What was KU Jayhawks’ Hunter Dickinson thinking when he battled 3 Frogs for a rebound?
Hunter Dickinson was not credited with the rebound.
TCU’s official stat-keeper instead awarded the carom to Trazarien White, the 6-foot-6 forward who wrestled Kansas’ 7-footer for a rebound off Rylan Griffen’s 3-point miss with 12:55 left in Wednesday’s game at Schollmaier Arena in Fort Worth, Texas.
The Jayhawks went on to beat the Horned Frogs 74-61. And if it’s any consolation to Dickinson, replays confirmed the Jayhawks senior was the player who ultimately handed the ball to the refs after the epic sequence.
Dickinson and White were hanging onto the ball and not letting go as they stumbled toward the end zone stands, an area filled with TCU students.
In all, three TCU players — White, Malick Diallo and Vasean Allette — attempted to take away Dickinson’s ball, to no avail.
“I thought it was pretty fun. When you get the rebound like that you can’t just give it up,” Dickinson said after his 16-point, nine-rebound performance in 33 minutes.
He and freshman Flory Bidunga helped hold TCU junior center Ernest Udeh, a former Jayhawk, to eight rebounds and seven points in 34 minutes.
“I thought it was a fun moment,” Dickinson repeated in a postgame interview on the Jayhawk radio network.
KU coach Bill Self indicated Dickinson should have released the basketball after a ref blew the play dead following the tie-up with White. Instead, Dickinson and White were whistled for a technical foul apiece.
Malick Diallo, who also tried to remove the ball from Dickinson’s midsection (the KU player was bent over protecting the ball at one point), did not receive a technical on the play.
“I thought it was asinine that our guy would hang onto the ball like that,” Self said. “I guess maybe in some world (a play like that) provides more street cred which in the world that somebody would actually think that I don’t think are very knowledgeable about ball.
“That was a bonehead play. What made it bonehead play as much anything when the whistle blows you stop. I’m sure they blew it several times. It cost us a possession I was not happy to see that at all.”
TCU coach Jamie Dixon stated the play “was on the other side (of court). I didn’t see it. It was pretty unimportant I guess, just one of those things we see happen in games (and) practices where it’s jump ball.
“I don’t think anybody did anything dirty or anything,” Dixon added. “They (Dickinson and the Frogs players) just wouldn’t stop, I guess. I don’t even know what the T’s were for. I don’t think that’s anything. They had to do something because they (players) didn’t do what they were told to do by the officials (let go of ball).”
The effort shown by Dickinson seemed to spark the Jayhawks.
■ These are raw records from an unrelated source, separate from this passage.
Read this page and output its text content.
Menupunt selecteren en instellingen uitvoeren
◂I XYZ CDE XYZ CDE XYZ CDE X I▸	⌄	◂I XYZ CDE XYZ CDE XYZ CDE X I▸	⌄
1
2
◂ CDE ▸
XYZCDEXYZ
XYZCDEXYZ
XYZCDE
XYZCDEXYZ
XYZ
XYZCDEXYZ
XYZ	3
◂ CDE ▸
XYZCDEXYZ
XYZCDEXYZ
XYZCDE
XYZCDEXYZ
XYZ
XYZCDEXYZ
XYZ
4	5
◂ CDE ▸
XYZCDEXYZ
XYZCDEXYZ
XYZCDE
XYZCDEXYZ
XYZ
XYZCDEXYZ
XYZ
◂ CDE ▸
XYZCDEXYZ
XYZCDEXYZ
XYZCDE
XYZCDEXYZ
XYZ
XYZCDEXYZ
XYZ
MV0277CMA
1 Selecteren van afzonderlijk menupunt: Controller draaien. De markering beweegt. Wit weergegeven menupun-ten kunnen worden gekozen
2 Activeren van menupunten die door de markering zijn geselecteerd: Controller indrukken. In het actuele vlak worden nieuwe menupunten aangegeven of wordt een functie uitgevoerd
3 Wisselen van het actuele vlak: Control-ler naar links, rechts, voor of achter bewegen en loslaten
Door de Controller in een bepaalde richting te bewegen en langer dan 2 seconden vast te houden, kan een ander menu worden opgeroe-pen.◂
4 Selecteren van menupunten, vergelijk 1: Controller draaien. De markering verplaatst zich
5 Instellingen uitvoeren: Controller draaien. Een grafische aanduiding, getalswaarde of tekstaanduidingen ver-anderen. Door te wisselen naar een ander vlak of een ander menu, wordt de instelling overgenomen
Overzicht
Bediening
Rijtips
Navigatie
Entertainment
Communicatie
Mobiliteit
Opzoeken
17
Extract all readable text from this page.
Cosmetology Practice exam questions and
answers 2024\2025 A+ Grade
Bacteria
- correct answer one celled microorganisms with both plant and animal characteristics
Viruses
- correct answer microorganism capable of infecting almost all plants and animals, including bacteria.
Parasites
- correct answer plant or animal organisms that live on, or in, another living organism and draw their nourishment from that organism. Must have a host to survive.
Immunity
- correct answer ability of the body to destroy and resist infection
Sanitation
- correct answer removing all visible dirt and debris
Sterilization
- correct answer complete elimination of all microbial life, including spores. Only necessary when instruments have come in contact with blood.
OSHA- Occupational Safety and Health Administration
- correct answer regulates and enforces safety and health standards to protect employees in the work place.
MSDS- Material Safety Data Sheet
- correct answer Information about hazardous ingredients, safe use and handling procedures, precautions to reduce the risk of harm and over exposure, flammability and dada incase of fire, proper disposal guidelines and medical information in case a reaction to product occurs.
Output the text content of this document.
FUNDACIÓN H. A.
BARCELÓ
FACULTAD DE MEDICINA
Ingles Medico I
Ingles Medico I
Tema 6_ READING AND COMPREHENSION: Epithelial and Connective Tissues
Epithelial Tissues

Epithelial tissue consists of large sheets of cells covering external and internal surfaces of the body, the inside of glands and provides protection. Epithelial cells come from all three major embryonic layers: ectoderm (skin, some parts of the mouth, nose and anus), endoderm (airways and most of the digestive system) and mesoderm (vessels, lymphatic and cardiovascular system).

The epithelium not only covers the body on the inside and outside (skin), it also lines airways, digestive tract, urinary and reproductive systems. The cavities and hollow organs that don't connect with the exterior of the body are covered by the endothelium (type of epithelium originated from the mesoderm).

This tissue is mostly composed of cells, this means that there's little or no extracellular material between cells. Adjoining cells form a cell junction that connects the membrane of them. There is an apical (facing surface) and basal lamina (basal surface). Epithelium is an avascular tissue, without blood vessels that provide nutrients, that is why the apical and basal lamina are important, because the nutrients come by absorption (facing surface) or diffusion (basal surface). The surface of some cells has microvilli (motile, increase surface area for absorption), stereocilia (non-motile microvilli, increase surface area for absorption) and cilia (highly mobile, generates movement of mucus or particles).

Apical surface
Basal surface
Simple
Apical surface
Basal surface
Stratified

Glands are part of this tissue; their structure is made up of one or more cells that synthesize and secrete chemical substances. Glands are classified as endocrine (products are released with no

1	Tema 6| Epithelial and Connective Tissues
First, White flushed a dunk to give the Horned Frogs a 48-47 lead at the 12:44 mark. AJ Storr put KU back in the lead, 49-48, by hitting a jumper with 11:30 left. David “Diggy” Coit then hit a 3 and Storr tipped in a miss by Shakeel Moore to make it 54-48 KU with 10:01 to go.
After TCU cut the gap to 54-50, KU went on a 7-0 run to go up 61-50 with 7:13 left. Moore hit a 3 and flushed a dunk and Storr tipped in a Dajuan Harris miss to account for the Jayhawks’ seven points in that stretch.
For KU, former Mississippi State guard Moore scored all 11 of his points the second half. Storr had 11 of his 12 points and all three of his steals during the final half.
“Shak has been in a groove lately,” Dickinson said. “I think it was great especially for AJ. Obviously he was recruited here for a reason. Tonight was one of those nights shows why he was so highly recruited. He gave us everything offensively and defensively. He really sparked us the second half.”
Storr, by the way, went over to support Dickinson as he was wrestling with the Frogs.
“Shak was huge with 3s. He hit really timely ones,” Dickinson said of Moore’s three 3-pointers in the final half. “The game was back and forth. We really needed his 3s to maintain our lead second half. He was huge not only defensively but especially offensively.”
“AJ and Shak … it was their night tonight. They were terrific,” Self said after watching the combo score 21 of the Jayhawks’ 41 points in the second half, one in which KU outscored the Horned Frogs 41-26.
The Jayhawks, who improved to 5-2 in the league and 14-4 overall, next will meet Houston at 5:30 p.m. Saturday at Allen Fieldhouse. Houston is 7-0 in Big 12 play, 15-3 overall.
The Cougars defeated Utah 70-36 on Wednesday at the Fertitta Center in Houston.